My how your baby has grown - but she is still little enough to need your close supervision when she is in the bath. Though when children can start to bathe unsupervised varies from child to child as they mature physically and emotionally at their own pace, children under 5 are rarely ready to start bathing themselves, and many physicians recommend waiting to start to give a child bathtime independence until somewhere around 7 to 9 years old.

Baths vs. showers 

Most discussions of toddler bathing center around, well, bathing, in baths, but toddlers are as capable of taking well-supervised showers as they are able to take well-supervised baths. Toddler showers tend to come in one of two flavors - either a regular shower that’s shared with one of her parents, or a shower with a hand-held, detachable showerhead, which you or your partner can hold to exactly your baby’s height. This method has the benefit of giving you the control to keep a water-shy child from getting water in her eyes, but the cost that you have to hold the showerhead yourself the whole time. On the other hand, shared showers can be more orderly, cutting out any splashing mess, and can give time-strapped parents or children who don’t like to let them out of their sight the chance to get clean.
Baths can be great for exploration and play with water, and can be a fun, relaxing way to wind down at the end of the day, but they’re not the only option for getting your baby clean, and since the toddler years can be a tumultuous time, it can be important to know your options.

Fear of water

Some days bath time may be your baby’s favorite time of day, but that doesn’t mean she won’t declare war on the tub the next day. Fear of water isn’t uncommon in toddlers, even a sudden fear, and some families handle it best by sticking to their bathing routine while others feel it’s better to cut down on baths, and substitute in some sponge baths, until the fear passes. In either case, introducing some fun playtime with water outside of a bath setting, maybe by teaching her to water plants outside or by introducing bubbles or some splash time in the kitchen sink, can help children start to become more water-friendly again.
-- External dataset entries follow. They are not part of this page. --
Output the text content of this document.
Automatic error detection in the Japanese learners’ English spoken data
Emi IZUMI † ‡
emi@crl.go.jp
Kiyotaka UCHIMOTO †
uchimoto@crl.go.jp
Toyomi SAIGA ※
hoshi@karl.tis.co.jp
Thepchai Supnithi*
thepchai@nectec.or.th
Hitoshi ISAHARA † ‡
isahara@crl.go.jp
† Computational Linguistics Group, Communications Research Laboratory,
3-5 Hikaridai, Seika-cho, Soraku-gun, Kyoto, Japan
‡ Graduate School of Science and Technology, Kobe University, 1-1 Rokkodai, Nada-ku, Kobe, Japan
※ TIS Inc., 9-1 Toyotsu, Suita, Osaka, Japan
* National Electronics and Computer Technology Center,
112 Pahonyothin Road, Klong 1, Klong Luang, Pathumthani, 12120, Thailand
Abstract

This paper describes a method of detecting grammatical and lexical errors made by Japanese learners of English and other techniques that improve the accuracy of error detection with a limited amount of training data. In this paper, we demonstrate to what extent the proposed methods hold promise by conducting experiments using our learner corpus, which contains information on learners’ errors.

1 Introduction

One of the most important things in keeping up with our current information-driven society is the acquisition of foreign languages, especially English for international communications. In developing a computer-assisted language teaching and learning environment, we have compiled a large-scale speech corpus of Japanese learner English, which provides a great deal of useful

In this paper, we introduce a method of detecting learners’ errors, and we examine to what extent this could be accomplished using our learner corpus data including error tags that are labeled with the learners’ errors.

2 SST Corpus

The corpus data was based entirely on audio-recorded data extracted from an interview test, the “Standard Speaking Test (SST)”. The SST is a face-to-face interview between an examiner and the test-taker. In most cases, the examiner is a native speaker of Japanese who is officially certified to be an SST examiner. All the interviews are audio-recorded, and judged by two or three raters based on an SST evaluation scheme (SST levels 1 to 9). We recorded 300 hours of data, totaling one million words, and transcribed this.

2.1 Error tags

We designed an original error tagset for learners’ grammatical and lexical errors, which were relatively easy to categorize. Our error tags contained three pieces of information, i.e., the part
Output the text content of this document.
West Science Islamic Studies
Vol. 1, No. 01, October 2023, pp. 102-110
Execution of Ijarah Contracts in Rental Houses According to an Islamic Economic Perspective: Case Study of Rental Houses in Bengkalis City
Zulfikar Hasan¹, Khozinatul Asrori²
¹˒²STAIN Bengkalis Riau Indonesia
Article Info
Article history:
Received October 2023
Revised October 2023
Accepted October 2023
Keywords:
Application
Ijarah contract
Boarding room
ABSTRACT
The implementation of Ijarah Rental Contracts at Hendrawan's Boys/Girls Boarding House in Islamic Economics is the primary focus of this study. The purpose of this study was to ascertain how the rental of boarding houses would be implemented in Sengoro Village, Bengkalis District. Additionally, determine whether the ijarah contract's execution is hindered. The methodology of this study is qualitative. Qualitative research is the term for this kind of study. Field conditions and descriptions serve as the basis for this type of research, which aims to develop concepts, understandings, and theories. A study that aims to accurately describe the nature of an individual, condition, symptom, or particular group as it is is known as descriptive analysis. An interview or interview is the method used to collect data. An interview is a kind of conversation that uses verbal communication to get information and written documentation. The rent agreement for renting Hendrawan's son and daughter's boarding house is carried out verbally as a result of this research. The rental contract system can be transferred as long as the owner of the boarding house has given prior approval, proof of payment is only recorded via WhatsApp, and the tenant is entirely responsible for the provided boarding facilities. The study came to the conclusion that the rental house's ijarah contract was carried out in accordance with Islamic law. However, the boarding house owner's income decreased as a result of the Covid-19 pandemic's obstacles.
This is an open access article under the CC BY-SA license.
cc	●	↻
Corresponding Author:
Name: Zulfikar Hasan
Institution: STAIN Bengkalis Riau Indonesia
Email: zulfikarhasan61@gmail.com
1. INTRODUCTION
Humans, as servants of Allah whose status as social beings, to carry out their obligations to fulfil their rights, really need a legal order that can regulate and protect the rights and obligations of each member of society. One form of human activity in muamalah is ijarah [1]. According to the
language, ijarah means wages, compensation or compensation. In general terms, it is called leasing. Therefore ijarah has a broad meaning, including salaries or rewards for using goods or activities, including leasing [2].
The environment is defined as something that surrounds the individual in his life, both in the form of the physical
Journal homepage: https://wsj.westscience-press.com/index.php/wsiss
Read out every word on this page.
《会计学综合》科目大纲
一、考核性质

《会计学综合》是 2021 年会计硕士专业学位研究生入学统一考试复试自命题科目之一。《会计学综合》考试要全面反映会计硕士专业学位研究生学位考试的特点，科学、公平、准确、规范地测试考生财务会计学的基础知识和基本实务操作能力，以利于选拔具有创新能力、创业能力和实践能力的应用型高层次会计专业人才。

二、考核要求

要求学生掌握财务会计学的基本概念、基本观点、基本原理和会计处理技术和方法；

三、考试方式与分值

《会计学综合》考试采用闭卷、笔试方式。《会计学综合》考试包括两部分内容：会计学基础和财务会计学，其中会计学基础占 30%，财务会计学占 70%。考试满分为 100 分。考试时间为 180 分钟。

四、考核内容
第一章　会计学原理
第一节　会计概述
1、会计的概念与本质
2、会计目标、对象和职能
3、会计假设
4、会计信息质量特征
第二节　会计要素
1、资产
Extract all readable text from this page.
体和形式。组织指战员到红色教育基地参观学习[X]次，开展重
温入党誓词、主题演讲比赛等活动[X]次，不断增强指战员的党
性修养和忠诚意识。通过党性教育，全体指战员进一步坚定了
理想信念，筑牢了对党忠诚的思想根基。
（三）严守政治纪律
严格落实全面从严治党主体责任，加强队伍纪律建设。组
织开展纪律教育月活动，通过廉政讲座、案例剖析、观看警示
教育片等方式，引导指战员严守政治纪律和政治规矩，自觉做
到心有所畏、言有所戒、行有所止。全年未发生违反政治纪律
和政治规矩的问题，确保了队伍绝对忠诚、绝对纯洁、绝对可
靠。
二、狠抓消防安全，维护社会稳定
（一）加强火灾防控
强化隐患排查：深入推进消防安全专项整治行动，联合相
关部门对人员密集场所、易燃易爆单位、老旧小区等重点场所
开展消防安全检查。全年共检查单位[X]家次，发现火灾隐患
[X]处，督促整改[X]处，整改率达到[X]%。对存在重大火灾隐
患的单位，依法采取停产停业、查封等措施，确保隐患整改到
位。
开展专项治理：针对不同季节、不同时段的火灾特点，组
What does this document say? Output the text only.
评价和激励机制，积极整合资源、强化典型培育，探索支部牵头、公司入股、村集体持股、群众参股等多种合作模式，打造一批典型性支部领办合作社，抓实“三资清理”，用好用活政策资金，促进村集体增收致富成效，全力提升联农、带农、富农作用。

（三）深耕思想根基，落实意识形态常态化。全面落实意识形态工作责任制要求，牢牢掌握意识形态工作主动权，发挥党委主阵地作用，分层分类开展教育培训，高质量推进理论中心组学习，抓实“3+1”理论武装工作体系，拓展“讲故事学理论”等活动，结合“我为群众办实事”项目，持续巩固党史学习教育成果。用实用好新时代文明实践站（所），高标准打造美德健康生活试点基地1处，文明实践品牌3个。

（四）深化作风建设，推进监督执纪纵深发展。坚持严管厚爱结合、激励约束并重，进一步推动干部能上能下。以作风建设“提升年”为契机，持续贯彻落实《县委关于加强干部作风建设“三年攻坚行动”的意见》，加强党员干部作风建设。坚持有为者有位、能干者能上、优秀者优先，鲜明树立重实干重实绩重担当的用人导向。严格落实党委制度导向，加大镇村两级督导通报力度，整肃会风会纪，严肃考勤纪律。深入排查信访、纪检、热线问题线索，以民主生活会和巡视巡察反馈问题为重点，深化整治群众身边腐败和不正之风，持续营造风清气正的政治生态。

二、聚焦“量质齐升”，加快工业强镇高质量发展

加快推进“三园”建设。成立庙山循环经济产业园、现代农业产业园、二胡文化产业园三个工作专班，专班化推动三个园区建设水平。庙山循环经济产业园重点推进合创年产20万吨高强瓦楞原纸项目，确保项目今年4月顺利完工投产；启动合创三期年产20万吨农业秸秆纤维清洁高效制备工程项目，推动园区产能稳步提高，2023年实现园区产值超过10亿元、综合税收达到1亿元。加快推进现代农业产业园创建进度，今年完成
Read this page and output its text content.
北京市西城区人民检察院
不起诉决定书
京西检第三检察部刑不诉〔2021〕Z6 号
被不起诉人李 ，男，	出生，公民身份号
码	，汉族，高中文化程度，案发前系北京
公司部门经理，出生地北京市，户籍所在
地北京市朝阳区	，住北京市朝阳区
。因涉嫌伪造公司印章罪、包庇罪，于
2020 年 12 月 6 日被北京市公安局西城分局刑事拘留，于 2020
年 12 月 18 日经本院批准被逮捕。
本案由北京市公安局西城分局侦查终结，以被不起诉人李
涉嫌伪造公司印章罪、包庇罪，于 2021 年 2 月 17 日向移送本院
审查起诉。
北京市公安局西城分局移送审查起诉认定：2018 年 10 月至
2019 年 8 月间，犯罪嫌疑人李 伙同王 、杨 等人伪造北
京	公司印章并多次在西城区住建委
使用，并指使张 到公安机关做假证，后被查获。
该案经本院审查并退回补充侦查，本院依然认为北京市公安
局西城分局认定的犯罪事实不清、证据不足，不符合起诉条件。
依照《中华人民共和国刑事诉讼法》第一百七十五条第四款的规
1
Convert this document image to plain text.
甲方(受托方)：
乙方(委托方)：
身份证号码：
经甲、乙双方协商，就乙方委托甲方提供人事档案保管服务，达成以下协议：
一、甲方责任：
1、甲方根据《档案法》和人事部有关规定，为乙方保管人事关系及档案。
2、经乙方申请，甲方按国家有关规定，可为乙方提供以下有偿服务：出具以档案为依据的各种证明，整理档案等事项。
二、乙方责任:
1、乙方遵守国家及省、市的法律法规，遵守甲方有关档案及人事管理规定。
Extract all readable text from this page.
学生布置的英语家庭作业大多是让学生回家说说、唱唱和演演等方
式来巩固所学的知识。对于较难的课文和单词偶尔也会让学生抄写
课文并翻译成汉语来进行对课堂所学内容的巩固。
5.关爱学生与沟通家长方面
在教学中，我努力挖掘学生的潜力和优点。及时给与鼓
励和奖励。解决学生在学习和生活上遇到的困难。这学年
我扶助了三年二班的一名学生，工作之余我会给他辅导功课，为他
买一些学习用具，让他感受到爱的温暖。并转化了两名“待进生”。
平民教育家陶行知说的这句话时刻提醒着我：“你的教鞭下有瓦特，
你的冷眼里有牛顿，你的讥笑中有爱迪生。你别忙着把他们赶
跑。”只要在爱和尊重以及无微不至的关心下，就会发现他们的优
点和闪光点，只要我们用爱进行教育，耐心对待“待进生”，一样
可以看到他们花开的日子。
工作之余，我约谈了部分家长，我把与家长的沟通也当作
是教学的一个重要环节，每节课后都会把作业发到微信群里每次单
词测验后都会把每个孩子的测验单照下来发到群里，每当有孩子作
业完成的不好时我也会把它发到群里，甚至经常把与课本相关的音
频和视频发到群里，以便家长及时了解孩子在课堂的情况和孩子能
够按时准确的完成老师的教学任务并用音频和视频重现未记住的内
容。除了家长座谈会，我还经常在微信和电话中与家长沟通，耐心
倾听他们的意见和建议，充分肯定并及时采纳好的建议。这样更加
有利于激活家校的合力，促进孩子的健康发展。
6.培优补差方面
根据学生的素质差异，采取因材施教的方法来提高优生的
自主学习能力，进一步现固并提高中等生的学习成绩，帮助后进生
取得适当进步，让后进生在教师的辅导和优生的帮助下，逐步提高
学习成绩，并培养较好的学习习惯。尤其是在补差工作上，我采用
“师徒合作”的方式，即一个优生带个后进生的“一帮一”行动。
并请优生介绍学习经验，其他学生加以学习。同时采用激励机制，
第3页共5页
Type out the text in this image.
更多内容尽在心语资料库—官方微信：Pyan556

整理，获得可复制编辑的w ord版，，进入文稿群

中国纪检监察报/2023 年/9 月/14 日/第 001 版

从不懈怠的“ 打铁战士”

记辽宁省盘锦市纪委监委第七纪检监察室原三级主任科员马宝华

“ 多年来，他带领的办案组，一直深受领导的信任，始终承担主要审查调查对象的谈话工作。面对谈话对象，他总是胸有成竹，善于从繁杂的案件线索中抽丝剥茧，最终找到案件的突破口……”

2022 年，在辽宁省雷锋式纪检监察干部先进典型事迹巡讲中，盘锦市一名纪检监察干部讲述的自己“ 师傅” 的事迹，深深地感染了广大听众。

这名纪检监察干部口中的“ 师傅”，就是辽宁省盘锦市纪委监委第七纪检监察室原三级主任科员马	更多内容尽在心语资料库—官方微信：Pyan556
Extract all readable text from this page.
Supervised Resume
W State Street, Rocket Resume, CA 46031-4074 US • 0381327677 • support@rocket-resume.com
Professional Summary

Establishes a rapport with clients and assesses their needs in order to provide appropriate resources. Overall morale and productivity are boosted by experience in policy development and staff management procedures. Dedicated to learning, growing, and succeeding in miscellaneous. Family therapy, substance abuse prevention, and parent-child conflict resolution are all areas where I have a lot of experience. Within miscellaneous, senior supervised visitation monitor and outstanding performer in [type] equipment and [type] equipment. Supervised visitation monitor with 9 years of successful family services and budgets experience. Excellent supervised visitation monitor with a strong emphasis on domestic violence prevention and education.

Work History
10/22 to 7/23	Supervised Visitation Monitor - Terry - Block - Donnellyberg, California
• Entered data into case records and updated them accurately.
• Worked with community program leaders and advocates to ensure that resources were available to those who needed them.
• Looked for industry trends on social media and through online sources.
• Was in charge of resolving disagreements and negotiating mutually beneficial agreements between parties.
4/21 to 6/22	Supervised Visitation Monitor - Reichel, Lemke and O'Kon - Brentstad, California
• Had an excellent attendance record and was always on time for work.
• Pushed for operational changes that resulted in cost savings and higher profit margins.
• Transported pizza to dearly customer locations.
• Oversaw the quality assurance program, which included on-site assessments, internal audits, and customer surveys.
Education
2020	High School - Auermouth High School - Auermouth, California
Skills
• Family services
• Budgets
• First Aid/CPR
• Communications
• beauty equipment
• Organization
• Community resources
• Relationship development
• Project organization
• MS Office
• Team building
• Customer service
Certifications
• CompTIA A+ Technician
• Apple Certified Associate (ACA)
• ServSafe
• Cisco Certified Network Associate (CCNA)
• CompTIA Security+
Another toddler fear that can get in the way of a smooth bathtime is fear of the shower, which can sometimes be cured by moving a removable showerhead out of the tub or by teaching her more about how it works. The fear of being pulled down the drain when the water drains out of the tub is more common than it sounds. This last fear has to do with the fact that your baby doesn’t have a very clear idea yet of what size she is in comparison to the other things in her world. As she starts to get a better sense of her physical reality, this fear should fade, but until then, some gentle explanations and maybe a new tradition of moving your baby out of the tub before draining the water can help.